In the News: National Poetry Month & Karen Chen

April is National Poetry Month! Founded in 1996 by the Academy of American Poets, National Poetry Month seeks to remind the public that poets serve an integral role in our cultural and literary history. Often labeled as the “difficult” writing genre, National Poetry Month works to encourage both the reading and writing of poems, provides resources for students and teachers, and raises awareness of practicing poets in local and national media. This year, the Poet Laureate for Indiana is our own Curtis Crisler, Professor of English at PFW! A judge for the regional Scholastic Writing Awards, Crisler plays an integral role in recognizing the next generation of local poets, including this year’s American Voices Nominee, Karen Chen.

The Scholastic Art & Writing Awards is a regional and national competition for creative teens, aged 13-18, to enter their works of art and writing, including poetry, and receive opportunities for recognition, publication, and scholarships.
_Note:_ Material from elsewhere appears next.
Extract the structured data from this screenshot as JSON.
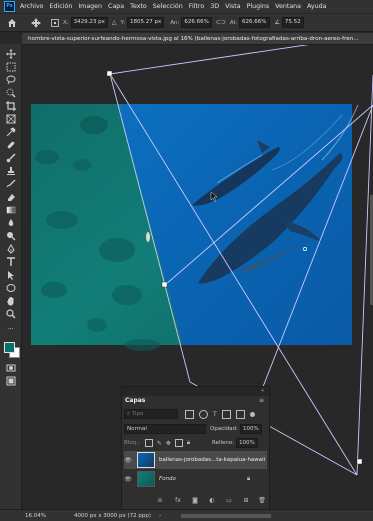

These writers take on a myriad of issues, from politics to the self, to work through and make sense of the world around them; as a result, their writing is emotional, humorous, and true.


In celebration, we recognize one of our region’s American Voices Nominee’s in the 2024 Scholastic Art & Writing Awards, Karen Chen, whose poem Almost Winter received a Gold Key. Read, or listen to her read, her poem below:

Almost Winter

Poetry, Grade 12, Maumee Valley Country Day School

My

father sits

                                    dying

            in a car

                        in a McDonald’s parking lot,

            the yellow arch above

flickering

                                    like a halo.

Somewhere,

                        a cicada crawls

                                    out of earth,

            readies itself for sky.

I am in the backseat.

I am watching him unravel himself,

            shift

                        from an immigrant heaving boxes

to a dad cradling a toddler

                        and then a father

                        and then mottled skin, and then clumps of hair

                                                                                    at his feet,

                       before he morphs

                                                            all the way back

            into dust

                                    like a shitty animation,

                                                            frames per second too fast.

I am watching him cry into a half-eaten burger,

            telling him,

                        it’s okay,

                                   Ba.

            Don’t you be sorry.

           Don’t you worry about us

while he flickers

            from young to dust,

                        alive to dust,

                                    my dad to dust

                                                            & a living ghost.

We talk like someday,

            down the line,

he’s going to recover.

When I promise him

                                    I’ll take care of everything

                        after the film stops,

                                                I have no idea

                                                           what I mean.

I can only remember

                        that summer night

                                                            on the porch,

                                    ice cream half-melted

            and he is humming

                                    the same Chinese song:

                        if one day

                                                I am done

                        please bury me

                                    in fields of spring

How do I tell him

           we have both finished

                                                            long ago?

A cicada

                                    mid-flight

            yearns for soil

                        in a way only children

                                                            too old

can understand.

We are both dying in that car.

            He is just

                        a few steps

                                                            ahead.